Beiträge von Morse

    Mein Arbeitgeber hat schon ein berechtigtes Interesse an guter Bildung der nachfolgenden Generation. Klingt aber so unsexy. Wen will man damit für die nächste Wahl hinterm Ofen verlocken?


    Da widerspreche ich nicht, aber das was der Arbeitgeber für "gute Bildung" hält, bzw. die Qualität, die er für zweckmäßig hält, ist in den Augen der meisten Kollegen keine "gute Bildung" oder zumindest nicht "gut genug".

    Beispiel: das wichtigste ist, dass der Unterricht statt findet, egal wie, egal von wem - quasi hauptsache "auf dem Papier". Man denke nur an aktuelle Threads wie "zwei Klassen gleichzeitig unterrichten".

    Das Thema "gute Bildung" lockt meines Erachtens schon viele Wähler hinter dem Ofen vor, vor allem Eltern mit schulpflichtigen Kindern, aber sog. "Wahlversprechen", auch wenn sie zum Wahlsieg führen, fechten das Prinzip des maximalen Profits nicht an. (Stichwort "Sachzwänge")

    Natürlich stehen sie vor der Wahl, wofür sie die Steuergelder, die sie einnehmen, ausgeben.

    Sie können damit die Kindergartenbetreuung kostenlos machen, wie jetzt in Berlin, oder das Geld benutzen, um mehr Erzieher einzustellen und den Betreuungsschlüssel zu verkleinern. Mal so als ein Beispiel. Sie könnten auch beides machen, aber dann können sie anderes nicht mehr finanzieren (mehr Stellen bei der Polizei, in der Justiz, in der öffentlichen Verwaltung, bei den Jugendämtern ... wo mangelt es eigentlich gerade nicht an Personal?).

    D.h. alle Steuergelder nur für die Lehrer auszugeben, ist unrealistisch. Weil Prioritäten gesetzt werden müssen und weil wir gut verdienen, bin ich dafür, jetzt massiv in bessere Arbeitsbedingungen zu investieren.

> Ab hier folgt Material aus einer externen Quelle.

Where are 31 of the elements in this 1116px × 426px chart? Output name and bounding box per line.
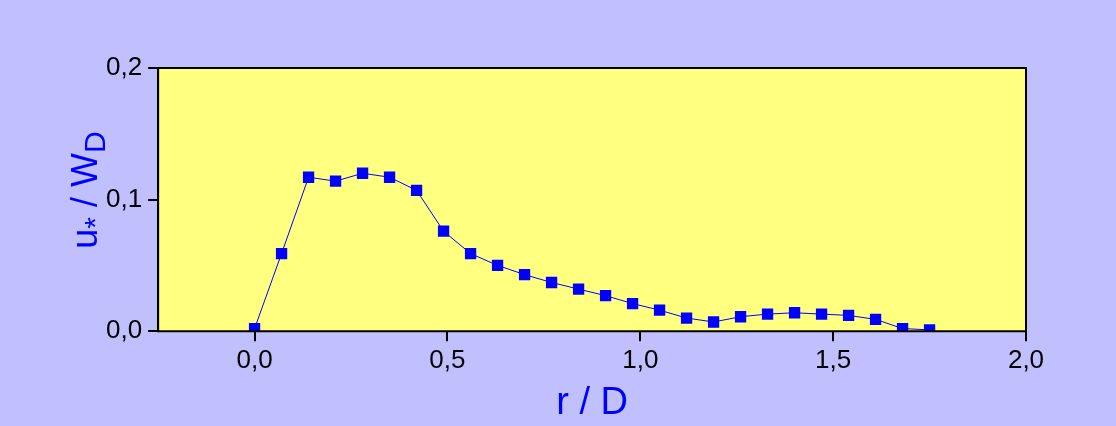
point <box>653 304 666 316</box>
point <box>842 309 855 322</box>
point <box>275 247 288 260</box>
point <box>545 276 558 289</box>
x-tick-label: 1,0 <box>622 343 659 374</box>
point <box>329 175 342 187</box>
point <box>518 268 531 281</box>
point <box>356 167 369 179</box>
point <box>464 247 477 260</box>
point <box>383 171 396 183</box>
point <box>761 308 774 320</box>
point <box>815 308 828 320</box>
point <box>491 259 504 272</box>
point <box>680 312 693 324</box>
point <box>626 297 639 310</box>
x-tick-label: 0,0 <box>236 343 273 374</box>
point <box>572 283 585 295</box>
point <box>437 225 450 237</box>
y-tick-label: 0,0 <box>105 314 143 345</box>
x-tick-label: 2,0 <box>1007 343 1045 374</box>
x-axis-title: r / D <box>556 379 628 422</box>
x-tick-label: 0,5 <box>429 343 466 374</box>
point <box>599 290 612 302</box>
point <box>788 307 801 319</box>
point <box>707 316 720 328</box>
point <box>869 313 882 326</box>
point <box>410 184 423 197</box>
point <box>302 171 315 183</box>
y-tick-label: 0,2 <box>105 51 143 82</box>
point <box>734 311 747 323</box>
x-tick-label: 1,5 <box>815 343 852 374</box>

    Ich halte diesen vermeintlichen (chronischen) "Personalmangel" ja gar nicht für einen "richtigen" Mangel, sondern eine effektive Kalkulation (s.o.).

    Junge gegen Alte, Arbeitslose gegen Arbeitnehmer, Ausländer gegen Inländer, Wessis gegen Ossis, Männer gegen Frauen, Autofahrer gegen Radfahrer, Abba gegen Zappa, Dings oder Bums, Privatversicherte gegen ... usw. usw.
    Legitimationen dafür, mal bei der einen Gruppe die Schraube enger zu ziehen zu oder zu lockern, oder doch bei der anderen, finden sich immer. Als Folge des kapitalistischen Prinizips erscheinen mir diese Prozesse als sozio-ökonomische "Feinabstimmung". Die Zeitungen sind ja voll davon.

    Als Lehrer sind bessere Arbeitsbedingungen für Lehrer unser Interesse. Das schon.
    Aber weshalb sollte ein Arbeitgeber, der genau das gegensätzliche Interesse hat - sowohl was die unmittelbaren als auch die mittelbaren Lohnkosten betrifft - dem nachgeben? Aus welchem Grund?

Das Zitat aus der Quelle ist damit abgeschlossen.